New homes and warm homes

“We look forward to working with the Labour government to help deliver on their manifesto commitments, which included building 1.5 million homes over this Parliament (2024-2029), reforming the planning system, delivering a Warm Homes Plan to upgrade the energy efficiency of five million homes, and developing a national industrial strategy to drive economic growth. 

“But to do this, we and the new government must be realistic about the challenges the construction industry faces, notably the shrinking skills base and the ageing construction workforce, with significant numbers of workers retiring and a lack of new entrants joining. 

Our pre-election manifesto made it clear the current apprenticeship system and its funding mechanisms need reviewing as a matter of priority to ensure training is affordable and relevant.

Recruitment and skills

“It must also ensure the correct incentives are in place to drive construction businesses to recruit the number of qualified professionals needed to deliver the new government’s manifesto aims.

“Without a stable pipeline of competent workers, there are significant risks to the delivery and feasibility of housing and infrastructure projects and the new government will struggle to meet its own targets along with the needs of communities up and down the country.”  

Tuttle added: “The construction sector is reliant on stability, and we urge the Labour government to ensure consistency and longevity with policymaking and its communications with industry.

“A first step is to ensure the next minister for housing holds the brief for the long term so meaningful relationships can be formed between them and experts within the sector to create policies that work for us all. Furthermore, given the strategic importance of the construction sector, we believe it should be recognised as such at cabinet minister level.” 

NFB call for clarity, detail, and realism

The National Federation of Builders said the construction sector needed “clarity, detailed policy plans, and realistic timelines” from Labour.

It said the election marked a “significant shift” in the political landscape and there were “several key implications” for construction.

They noted the Labour manifesto had a strong emphasis on growth, planning reform, and partnership with business. They were key to see the reforms Labour proposed are “implemented successfully and without delay”.

Grey areas of reform such as around promoting biodiversity and tackling pollution highlighted by the Labour party also urgently need addressing.

National Federation of Builders (NFB) chief executive Richard Beresford said: “Labour’s recognition of the impacts of a broken planning system is encouraging, and its commitment to fixing the planning system and drive growth through strategic reform is a positive step for our industry.

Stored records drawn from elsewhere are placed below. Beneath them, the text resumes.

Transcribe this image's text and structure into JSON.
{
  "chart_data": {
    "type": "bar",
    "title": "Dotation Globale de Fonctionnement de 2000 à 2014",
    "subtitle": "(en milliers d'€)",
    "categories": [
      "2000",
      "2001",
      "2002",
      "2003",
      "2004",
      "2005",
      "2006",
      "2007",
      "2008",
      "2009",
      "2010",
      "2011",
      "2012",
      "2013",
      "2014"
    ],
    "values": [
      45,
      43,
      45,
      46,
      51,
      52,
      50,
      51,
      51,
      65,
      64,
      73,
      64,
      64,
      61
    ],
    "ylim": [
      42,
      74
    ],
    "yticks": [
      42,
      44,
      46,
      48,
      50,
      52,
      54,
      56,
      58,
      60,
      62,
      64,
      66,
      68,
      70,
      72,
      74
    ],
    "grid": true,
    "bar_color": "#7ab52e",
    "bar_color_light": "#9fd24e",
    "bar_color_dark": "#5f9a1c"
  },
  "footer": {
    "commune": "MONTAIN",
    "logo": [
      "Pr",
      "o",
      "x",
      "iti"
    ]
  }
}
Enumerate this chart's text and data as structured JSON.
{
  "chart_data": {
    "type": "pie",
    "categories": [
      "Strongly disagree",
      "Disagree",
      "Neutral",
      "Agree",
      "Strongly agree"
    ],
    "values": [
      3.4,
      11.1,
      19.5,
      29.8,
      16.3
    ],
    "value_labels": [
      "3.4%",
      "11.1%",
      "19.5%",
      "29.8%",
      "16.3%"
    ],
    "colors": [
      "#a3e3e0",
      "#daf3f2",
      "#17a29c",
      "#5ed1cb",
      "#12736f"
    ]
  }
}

“If these promises are fulfilled we can look ahead to more homes, better infrastructure, and stronger businesses.”

CPA calls for long term vision

Construction Plant-hire Association (CPA) policy manager Chris Cassley said:  “The new government must work with the construction industry in addressing critical issues such as decarbonisation and reaching net zero, improving productivity and business investment, building the new homes that we desperately need, and renewing our ageing infrastructure.

“All of this requires a long-term vision and consistency from government in how policies are developed and implemented. Providing the stability and economic foundations needed for lasting economic growth comes only from engagement with industry in understanding the challenges companies face – and how they can be overcome.”

RIBA applauds ambition

The Royal Institute of British Architects (RIBA) president Muyiwa Oki said: “This is a monumental moment for the UK – and an opportunity for Labour to prove it will deliver on the changes it has committed to. 

“Its manifesto doesn’t have all the answers, but it shows ambition – not least to tackle the housing crisis by boosting the delivery of high-quality homes and fixing our broken planning system.  

“The time for bold, decisive action to deliver a safer, greener and more equitable built environment is now.   

“We look forward to working together over the coming years – bringing architects’ expertise to the table to solve the complex challenges our country faces.”